Now all of the above just looks like the formula for power and Ohm's Law, which is exactly what it is. This process assumes the tube is perfectly linear, so actual clean output power will be somewhat less than what the above process predicts. Alternatively, for a known amp with known parameters and output power, the actual plate voltage and current swings will need to be bigger to yield the stated output power.
If you designed from scratch without reference to a known-good amp plan, you'd have to make more reference to tube data sheets to verify the tube can do what you want.
So how does Sunn double output power when going from the 200s to the 2000s? B+ stays basically the same, so you know maximum possible plate voltage swing is unchanged. That means we have to double current swing.
You can't change current directly in any electrical circuit; you can only increase voltage or decrease resistance to cause a current increase. Sunn kept voltage the same (B+ is basically-same), so we know they must have reduced resistance. In fact, what they did was halve the OT primary impedance to allow double-current with the same plate voltage swing.
That double-current is probably more than the original output tube pair can handle, because it would have been uneconomical to run them at half-capacity in the 200s. So tubes were doubled to pass the double-current needed.
The PT needs to be able to supply double-current as well, so the high voltage winding in the 2000s would be up-rated to accommodate this as well.
Therefore, we see that without a major topology (or operating class) change, getting more output power with similar B+ voltage requires:
1. Half primary impedance to allow double-current with the given plate voltage swing.
2. Doubling of the same-tube type, or upgrading to a doubly-capable tube type.
3. Doubling of PT high voltage current capacity.
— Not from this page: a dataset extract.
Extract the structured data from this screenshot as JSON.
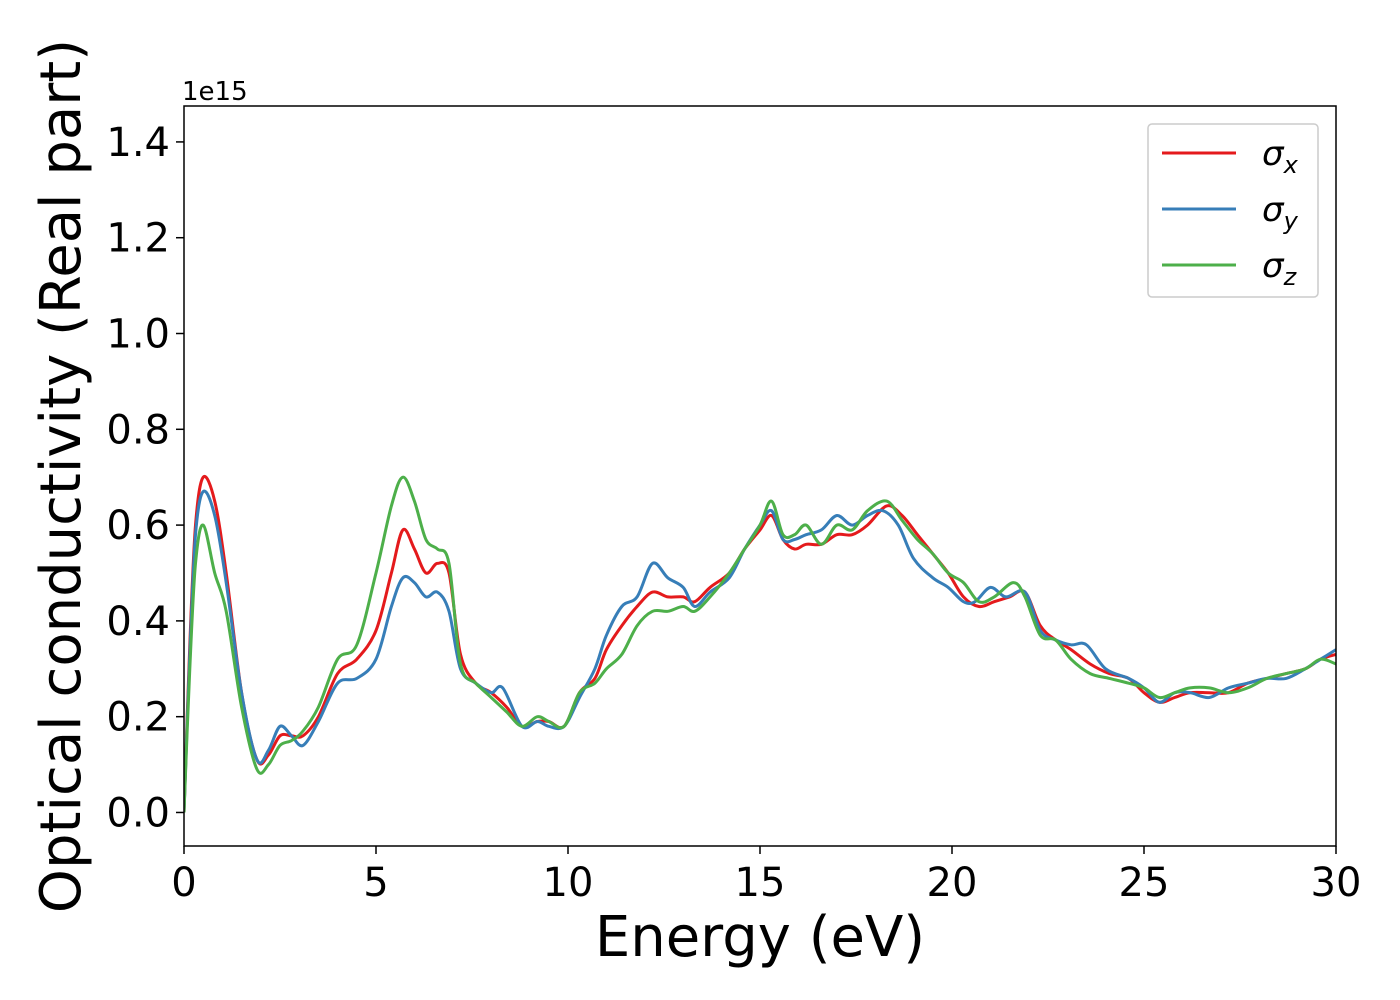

In other amps, there might be a slightly different path for increasing output power, but it will always come down to possible voltage swing due to B+, possible current swing due to OT primary impedance, possible current swing of output tubes, available current output of the PT.
If you made it this far, here's a visual to help remember:
You're a farmer and want to pump more water to irrigate your fields. Your system consists of a water reservoir (PT), pipes (OT primary impedance and tubes) and a pump (B+; plate voltage swing).
To get more water to the fields, you decide to install bigger pipes (either bigger tubes, more tubes, or lower OT primary impedance). But you don't get any more water to the field. Why?
You have bigger pipes to carry more gallons-per-minute, but your pump pushes the same gallons-per-minute it always did. So you get a bigger pump (more B+ voltage). More water, right?
Nope... Now you drain your reservoir faster, and simply don't have enough available water to pump at the higher rate.
So you need all the pieces to pump more water to the field, and more watts to the speaker.